A West Australian government policy of refusing to lease its entertainment venues to groups with alternative views to the government has scuppered plans for a series of appearances in the state by the head of the Australian Christian Lobby (ACL). The Perth Theatre Trust invoked the venue hire policy last month when it rejected the ACL’s request to book the Albany Entertainment Centre and the Perth Concert Hall for events featuring the group’s head, Martyn Iles, declaring the ACL had “politically motivated objectives’’. The venue hire policy was finalised just days after the state government’s emphatic March election win, and amended following its decision to ban the ACL from its venues across the state.

It states the trust will not accept individuals or organisations “where the content of the event does not represent the views of the West Australian government or the vast majority of Western Australians”. The ACL has found itself at odds with the McGowan government on issues including the Voluntary Assisted Dying legislation that came into effect at the start of July. The ACL is now considering whether to take legal action against the trust, with the policy potentially in breach of section 62 of the Equal Opportunity Act. That act makes it unlawful for a person to not make facilities available to another person on the grounds of their religious or political convictions. Peter Abetz, the WA state director of the ACL, said the policy appeared to be a serious example of government censorship.

Abetz went on “I’d be very keen to see it progressed and the policy changed, or if they don’t do it voluntarily, then perhaps we need to go to some kind of discrimination tribunal.” While the updated policy expressly rules out leasing venues to “political parties for the purposes of electioneering and fundraising”, venues managed by the Perth Theatre Trust and fellow government body VenuesWest were hired out to WA Labor Party candidates and the party in the lead-up to the March election.
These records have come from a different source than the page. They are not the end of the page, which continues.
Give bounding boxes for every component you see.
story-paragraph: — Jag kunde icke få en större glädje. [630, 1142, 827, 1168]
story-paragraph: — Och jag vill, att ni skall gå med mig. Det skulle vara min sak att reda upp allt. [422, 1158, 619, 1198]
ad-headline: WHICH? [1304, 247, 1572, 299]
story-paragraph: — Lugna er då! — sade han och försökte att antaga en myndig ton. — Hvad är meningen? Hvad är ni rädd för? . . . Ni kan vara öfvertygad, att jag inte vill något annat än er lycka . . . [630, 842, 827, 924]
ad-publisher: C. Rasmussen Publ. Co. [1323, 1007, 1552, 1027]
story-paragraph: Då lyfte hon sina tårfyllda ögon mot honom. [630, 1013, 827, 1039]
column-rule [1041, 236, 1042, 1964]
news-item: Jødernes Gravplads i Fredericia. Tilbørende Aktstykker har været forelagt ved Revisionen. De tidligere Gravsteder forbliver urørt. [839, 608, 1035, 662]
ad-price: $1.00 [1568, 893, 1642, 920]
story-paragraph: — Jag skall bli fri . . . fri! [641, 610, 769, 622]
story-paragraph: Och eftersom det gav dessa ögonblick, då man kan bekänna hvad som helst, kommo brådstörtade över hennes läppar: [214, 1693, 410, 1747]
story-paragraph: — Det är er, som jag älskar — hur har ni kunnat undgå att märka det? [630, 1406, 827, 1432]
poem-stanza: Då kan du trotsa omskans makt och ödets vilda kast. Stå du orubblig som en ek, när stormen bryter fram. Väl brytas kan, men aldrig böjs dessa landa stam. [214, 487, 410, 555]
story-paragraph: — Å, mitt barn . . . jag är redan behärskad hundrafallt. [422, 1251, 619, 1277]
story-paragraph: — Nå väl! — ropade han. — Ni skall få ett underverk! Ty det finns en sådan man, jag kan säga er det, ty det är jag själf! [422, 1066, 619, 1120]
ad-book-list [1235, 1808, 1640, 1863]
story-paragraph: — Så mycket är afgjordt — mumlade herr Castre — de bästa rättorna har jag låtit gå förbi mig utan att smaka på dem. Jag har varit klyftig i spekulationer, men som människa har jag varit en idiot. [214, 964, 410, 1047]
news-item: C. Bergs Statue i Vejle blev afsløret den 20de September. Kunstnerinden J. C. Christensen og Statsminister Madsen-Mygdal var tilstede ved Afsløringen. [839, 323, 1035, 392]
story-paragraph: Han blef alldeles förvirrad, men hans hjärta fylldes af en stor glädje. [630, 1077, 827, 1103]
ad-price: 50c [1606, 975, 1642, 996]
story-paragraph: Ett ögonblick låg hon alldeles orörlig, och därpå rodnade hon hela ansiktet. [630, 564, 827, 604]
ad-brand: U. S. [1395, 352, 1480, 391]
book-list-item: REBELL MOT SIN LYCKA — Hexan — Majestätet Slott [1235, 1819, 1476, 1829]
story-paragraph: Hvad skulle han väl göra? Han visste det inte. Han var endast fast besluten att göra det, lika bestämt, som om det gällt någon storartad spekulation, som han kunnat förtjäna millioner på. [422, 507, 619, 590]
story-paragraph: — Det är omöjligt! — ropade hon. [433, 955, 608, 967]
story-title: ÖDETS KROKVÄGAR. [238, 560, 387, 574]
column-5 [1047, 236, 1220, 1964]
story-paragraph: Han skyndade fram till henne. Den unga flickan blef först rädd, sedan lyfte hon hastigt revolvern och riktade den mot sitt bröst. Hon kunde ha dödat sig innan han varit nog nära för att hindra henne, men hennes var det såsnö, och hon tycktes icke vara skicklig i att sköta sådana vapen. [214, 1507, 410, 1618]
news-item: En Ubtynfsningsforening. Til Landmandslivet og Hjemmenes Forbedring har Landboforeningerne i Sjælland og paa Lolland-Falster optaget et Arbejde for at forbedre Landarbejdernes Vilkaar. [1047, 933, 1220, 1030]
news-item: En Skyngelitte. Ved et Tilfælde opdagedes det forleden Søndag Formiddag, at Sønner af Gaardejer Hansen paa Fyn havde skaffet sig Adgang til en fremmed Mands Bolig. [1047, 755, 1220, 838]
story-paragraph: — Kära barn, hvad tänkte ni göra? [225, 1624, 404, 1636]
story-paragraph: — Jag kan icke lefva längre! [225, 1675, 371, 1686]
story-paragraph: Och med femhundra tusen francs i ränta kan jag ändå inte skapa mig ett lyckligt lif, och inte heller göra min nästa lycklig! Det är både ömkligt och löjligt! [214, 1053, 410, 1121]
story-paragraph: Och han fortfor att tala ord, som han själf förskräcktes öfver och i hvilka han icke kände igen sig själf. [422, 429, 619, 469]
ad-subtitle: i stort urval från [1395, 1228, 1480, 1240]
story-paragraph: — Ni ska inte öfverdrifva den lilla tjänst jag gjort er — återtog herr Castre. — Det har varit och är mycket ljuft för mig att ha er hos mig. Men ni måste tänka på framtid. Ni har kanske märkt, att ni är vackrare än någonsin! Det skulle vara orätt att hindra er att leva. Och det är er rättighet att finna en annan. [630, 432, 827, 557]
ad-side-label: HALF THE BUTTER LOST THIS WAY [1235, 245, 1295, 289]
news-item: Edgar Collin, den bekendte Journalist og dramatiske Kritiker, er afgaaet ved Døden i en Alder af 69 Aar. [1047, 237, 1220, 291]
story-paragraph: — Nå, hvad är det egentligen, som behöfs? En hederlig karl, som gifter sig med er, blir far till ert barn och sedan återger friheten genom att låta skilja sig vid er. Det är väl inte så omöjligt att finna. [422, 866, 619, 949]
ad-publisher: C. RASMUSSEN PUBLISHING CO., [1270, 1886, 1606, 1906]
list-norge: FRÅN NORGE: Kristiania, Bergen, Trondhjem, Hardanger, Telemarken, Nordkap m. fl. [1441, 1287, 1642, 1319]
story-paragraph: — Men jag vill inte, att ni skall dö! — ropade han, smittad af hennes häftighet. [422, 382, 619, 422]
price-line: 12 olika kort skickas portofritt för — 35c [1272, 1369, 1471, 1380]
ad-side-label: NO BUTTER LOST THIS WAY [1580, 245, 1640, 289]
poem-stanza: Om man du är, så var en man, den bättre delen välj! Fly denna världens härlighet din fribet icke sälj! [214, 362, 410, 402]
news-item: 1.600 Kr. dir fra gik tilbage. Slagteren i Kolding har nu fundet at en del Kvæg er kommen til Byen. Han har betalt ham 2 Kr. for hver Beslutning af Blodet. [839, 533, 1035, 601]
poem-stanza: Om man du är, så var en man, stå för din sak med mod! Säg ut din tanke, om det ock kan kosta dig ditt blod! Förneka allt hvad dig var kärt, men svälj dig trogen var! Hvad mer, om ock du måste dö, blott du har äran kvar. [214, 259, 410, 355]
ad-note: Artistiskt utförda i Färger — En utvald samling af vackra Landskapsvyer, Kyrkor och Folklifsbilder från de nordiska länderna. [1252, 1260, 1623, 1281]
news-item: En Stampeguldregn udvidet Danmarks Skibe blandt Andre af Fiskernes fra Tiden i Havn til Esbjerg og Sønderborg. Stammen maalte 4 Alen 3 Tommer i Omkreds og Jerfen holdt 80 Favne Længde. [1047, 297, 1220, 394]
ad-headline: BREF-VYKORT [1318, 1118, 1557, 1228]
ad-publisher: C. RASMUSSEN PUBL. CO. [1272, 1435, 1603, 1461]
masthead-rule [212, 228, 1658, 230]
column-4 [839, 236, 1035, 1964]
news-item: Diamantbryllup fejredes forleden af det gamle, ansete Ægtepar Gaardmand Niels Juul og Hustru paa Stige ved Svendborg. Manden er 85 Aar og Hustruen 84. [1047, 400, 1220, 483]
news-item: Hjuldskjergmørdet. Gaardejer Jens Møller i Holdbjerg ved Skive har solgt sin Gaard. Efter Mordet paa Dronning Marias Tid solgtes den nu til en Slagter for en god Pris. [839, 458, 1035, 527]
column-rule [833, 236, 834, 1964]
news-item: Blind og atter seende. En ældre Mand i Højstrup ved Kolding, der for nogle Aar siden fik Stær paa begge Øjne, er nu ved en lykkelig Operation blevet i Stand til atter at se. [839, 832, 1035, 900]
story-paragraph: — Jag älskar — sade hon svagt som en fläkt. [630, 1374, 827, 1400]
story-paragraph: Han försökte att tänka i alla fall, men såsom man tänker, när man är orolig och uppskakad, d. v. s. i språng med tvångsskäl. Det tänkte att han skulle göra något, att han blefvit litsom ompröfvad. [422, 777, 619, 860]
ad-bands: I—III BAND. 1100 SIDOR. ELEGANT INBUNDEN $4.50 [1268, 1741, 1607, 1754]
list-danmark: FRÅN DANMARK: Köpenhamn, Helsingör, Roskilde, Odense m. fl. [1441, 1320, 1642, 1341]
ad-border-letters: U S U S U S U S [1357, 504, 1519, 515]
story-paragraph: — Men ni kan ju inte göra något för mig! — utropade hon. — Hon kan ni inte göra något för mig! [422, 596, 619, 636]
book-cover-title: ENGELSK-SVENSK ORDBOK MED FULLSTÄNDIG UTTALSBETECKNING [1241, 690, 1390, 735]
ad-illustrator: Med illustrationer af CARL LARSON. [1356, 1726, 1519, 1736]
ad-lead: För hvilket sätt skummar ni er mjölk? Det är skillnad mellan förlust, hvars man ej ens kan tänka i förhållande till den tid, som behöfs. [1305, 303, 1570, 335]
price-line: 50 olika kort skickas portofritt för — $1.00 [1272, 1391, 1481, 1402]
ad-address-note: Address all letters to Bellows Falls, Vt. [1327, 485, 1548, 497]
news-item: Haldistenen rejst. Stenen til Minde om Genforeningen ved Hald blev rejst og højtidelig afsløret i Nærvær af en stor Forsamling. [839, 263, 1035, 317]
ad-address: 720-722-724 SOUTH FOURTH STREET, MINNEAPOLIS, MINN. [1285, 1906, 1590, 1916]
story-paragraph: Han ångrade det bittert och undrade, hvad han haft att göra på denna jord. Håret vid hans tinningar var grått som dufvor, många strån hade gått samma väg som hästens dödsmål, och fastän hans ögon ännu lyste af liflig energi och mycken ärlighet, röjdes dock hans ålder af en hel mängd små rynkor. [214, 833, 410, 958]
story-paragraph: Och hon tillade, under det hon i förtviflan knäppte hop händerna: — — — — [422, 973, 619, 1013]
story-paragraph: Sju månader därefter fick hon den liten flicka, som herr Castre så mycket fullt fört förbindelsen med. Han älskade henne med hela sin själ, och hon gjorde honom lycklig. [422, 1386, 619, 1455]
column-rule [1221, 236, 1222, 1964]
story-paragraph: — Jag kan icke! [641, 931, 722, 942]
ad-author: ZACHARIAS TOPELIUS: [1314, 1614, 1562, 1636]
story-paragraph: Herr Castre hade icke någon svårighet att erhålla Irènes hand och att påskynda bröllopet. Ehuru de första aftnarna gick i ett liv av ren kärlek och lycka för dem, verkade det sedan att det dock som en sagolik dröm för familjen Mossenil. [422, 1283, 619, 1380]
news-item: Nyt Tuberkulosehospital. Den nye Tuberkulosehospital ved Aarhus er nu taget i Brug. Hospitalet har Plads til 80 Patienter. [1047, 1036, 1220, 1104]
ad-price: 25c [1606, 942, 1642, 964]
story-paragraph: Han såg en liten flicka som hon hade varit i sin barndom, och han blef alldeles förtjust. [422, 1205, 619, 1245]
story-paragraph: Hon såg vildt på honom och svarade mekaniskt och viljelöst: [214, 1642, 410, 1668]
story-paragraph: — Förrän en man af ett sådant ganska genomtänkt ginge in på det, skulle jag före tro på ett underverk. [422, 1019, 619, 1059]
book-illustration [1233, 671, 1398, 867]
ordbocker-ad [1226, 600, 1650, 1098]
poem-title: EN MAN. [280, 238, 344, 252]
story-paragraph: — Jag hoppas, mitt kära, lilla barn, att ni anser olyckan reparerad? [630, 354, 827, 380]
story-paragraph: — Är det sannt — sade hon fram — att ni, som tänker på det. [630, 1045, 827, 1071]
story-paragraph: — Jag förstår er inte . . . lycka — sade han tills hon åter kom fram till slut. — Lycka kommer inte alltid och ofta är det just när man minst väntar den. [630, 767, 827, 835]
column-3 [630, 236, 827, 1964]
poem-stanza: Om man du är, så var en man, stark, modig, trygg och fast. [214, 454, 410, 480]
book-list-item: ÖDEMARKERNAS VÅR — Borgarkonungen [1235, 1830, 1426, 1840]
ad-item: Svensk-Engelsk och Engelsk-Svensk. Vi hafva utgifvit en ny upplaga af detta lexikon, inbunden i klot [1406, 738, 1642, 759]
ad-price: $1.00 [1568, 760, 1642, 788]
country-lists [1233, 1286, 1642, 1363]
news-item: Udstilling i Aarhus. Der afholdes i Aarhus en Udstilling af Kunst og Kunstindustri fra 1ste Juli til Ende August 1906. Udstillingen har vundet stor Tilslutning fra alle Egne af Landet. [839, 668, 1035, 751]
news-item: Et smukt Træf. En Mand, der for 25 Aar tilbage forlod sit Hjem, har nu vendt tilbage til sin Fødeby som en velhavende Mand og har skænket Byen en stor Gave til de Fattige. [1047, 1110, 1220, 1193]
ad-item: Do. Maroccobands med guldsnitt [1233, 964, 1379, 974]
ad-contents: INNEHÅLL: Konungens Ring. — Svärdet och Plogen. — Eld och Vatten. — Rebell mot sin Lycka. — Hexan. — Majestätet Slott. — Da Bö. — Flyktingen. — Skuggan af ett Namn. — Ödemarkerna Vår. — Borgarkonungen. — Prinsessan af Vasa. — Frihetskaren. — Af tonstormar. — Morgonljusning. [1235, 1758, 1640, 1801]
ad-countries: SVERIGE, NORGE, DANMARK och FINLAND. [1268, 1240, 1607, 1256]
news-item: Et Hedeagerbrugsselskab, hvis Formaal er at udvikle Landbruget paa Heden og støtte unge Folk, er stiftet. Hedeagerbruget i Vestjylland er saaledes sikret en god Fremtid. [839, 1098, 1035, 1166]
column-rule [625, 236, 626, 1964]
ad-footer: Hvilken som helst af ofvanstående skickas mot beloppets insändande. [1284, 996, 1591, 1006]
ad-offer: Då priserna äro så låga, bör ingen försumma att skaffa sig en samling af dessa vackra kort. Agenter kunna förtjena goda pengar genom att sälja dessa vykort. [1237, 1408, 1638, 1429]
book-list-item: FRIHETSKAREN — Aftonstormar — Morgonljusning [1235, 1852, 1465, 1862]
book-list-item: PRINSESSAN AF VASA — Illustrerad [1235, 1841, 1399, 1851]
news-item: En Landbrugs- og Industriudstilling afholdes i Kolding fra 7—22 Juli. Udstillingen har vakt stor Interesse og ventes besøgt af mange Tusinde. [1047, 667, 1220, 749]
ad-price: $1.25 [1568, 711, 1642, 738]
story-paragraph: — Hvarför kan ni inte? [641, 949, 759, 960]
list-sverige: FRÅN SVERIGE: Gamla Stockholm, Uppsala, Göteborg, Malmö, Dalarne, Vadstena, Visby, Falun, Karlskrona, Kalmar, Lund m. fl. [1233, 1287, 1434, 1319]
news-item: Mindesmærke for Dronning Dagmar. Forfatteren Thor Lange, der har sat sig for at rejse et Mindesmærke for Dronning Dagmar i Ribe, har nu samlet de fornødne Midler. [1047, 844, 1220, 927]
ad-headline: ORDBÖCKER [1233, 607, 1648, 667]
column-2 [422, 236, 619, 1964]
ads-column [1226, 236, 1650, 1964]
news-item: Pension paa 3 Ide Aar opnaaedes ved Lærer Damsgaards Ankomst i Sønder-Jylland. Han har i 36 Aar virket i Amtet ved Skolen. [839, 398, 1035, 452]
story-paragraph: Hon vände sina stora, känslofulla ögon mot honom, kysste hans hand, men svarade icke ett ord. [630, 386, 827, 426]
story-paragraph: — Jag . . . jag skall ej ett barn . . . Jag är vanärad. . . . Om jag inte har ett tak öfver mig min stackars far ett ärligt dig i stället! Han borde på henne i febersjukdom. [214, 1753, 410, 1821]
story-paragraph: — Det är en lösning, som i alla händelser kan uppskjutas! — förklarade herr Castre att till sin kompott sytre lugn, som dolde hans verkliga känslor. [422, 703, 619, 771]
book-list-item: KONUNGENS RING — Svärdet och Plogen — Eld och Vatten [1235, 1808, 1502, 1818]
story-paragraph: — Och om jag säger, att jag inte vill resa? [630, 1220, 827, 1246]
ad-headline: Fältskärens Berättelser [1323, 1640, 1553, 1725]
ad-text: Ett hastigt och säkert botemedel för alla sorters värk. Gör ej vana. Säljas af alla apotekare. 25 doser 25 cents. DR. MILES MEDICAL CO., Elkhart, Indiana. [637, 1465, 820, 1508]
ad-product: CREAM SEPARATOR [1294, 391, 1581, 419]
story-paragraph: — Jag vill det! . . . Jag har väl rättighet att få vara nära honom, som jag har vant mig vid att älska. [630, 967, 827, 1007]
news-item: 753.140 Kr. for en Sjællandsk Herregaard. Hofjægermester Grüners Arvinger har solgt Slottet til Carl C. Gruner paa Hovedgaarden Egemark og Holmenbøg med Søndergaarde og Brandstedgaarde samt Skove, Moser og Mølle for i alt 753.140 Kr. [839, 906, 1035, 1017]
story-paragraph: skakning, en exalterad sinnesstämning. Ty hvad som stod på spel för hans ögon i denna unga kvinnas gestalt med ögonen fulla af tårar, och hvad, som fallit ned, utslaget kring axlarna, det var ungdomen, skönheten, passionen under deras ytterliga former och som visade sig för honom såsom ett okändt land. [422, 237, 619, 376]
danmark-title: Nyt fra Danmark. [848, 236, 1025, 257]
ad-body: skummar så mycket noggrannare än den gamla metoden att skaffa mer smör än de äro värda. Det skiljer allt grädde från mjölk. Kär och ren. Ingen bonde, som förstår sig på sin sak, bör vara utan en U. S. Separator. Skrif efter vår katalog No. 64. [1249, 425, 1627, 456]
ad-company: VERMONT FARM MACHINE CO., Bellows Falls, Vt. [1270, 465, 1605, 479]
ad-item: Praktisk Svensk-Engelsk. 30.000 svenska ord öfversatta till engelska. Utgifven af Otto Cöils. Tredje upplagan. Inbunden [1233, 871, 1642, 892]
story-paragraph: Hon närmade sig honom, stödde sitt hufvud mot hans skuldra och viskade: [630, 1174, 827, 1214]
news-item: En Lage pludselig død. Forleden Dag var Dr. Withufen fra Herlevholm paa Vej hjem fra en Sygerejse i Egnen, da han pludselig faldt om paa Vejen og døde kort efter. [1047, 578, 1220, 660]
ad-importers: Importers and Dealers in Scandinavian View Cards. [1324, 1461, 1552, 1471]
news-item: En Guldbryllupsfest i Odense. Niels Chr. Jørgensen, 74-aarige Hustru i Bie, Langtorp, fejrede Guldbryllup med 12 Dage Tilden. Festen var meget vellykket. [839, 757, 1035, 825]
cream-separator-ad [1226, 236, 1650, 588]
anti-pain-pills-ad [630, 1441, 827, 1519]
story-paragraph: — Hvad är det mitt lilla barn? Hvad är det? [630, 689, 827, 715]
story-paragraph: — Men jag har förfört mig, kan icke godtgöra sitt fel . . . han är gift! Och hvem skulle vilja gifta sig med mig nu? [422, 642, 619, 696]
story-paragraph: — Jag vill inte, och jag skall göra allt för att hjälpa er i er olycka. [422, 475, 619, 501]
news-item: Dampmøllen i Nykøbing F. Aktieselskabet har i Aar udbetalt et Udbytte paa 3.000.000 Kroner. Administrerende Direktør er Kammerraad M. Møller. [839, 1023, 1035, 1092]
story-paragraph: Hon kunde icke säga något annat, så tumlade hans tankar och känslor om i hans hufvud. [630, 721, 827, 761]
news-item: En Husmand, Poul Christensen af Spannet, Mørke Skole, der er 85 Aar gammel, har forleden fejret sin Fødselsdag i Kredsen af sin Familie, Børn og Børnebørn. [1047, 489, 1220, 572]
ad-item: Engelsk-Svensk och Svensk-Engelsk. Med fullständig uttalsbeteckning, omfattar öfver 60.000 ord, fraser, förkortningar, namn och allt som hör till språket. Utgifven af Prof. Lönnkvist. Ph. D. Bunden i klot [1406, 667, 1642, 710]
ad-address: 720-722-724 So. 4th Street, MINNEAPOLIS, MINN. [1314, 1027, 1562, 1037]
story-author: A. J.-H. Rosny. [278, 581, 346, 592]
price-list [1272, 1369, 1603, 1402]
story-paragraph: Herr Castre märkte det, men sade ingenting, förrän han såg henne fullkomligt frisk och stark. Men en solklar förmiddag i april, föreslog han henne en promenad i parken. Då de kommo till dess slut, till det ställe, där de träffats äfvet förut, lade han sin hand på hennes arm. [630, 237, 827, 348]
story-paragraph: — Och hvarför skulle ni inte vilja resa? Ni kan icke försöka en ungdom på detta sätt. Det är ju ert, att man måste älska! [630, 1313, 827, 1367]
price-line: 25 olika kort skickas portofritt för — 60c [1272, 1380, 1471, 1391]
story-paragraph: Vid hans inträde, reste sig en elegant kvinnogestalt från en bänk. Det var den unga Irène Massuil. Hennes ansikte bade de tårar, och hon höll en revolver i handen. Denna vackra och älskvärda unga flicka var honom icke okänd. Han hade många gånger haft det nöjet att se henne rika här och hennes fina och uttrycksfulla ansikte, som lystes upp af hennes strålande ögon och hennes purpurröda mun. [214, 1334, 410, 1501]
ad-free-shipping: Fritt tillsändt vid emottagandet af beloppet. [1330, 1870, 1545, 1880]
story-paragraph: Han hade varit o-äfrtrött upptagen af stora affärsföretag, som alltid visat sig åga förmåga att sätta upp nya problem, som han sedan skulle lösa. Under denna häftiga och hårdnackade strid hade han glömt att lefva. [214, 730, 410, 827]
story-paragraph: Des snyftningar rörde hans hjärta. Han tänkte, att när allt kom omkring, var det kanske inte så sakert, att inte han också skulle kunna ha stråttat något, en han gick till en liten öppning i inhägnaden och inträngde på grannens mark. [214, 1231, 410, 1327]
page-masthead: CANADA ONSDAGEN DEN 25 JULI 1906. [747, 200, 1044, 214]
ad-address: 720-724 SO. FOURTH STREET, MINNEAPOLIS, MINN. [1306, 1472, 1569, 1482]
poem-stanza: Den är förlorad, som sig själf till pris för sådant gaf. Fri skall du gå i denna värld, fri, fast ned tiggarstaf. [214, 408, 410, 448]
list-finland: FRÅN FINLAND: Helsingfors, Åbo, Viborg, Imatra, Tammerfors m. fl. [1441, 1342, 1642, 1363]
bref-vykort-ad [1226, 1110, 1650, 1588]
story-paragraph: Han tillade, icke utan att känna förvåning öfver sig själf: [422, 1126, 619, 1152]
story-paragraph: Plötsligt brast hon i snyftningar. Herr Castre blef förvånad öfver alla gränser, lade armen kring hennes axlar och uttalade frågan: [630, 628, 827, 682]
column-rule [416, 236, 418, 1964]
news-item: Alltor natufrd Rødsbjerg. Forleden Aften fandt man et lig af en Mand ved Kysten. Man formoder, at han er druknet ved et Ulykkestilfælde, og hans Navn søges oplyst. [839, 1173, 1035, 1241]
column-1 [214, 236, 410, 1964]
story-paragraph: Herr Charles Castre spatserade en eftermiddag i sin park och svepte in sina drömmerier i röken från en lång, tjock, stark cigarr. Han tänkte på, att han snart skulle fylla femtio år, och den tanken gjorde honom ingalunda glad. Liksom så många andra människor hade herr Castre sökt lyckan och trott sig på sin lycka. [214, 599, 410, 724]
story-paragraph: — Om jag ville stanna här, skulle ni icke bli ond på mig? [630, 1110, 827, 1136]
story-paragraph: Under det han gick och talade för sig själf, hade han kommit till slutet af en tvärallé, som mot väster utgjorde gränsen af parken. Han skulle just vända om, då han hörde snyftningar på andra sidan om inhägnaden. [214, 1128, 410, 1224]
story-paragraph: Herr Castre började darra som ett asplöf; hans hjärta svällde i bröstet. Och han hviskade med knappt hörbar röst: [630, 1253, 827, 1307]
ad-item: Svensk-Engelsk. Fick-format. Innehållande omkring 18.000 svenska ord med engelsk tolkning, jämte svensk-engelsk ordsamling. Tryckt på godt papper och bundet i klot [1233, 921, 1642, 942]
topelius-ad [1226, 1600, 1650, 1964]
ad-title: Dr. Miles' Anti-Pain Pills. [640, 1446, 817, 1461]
Retiring Labor MP Peter Watson held both a Christmas concert for constituents late last year and his farewell in January at the Albany Entertainment Centre, while his successor in Albany, Rebecca Stephens, held an event at the venue just before the election. The Labor Party’s campaign launch was also held at the state-owned Perth Arena.

An updated version of the Perth Theatre Trust’s venue hire policy came into effect on 15 March, two days after the McGowan government recorded its overwhelming election win. The Perth Theatre Trust is responsible for a host of venues, including His Majesty’s Theatre, Perth Concert Hall, Subiaco Arts Centre and the State Theatre Centre of WA. The bulk of its funding comes from the state government, which contributed $14.76m in the 2020 financial year, almost double the $7.45m in revenue it generated over the same timeframe. The decision to block the ACL event drew a furious response from Albany mayor Dennis Wellington, who described the policy as draconian, discriminatory and financially irresponsible.

The city of Albany contributes $400,000 a year to maintaining the entertainment centre. Mr Wellington said he would raise the issue at the next meeting of the council. “The ACL are not illegal, they have a right to their opinion, and I cannot see a reason why they shouldn’t be allowed to use the damn thing.’’ WA Culture and Arts Minister David Templeman referred queries about the policy to the Perth Theatre Trust (PTT). A spokeswoman for Perth Theatre Trust said it hired out venues in accordance with its venue hire policy. “PTT is currently considering the specific matters raised by the Australian Christian Lobby,” she said. In subsequent news, the Western Australian Government has backed down. Their policy to cancel those who disagree has been rescinded in its entirety pending a full review.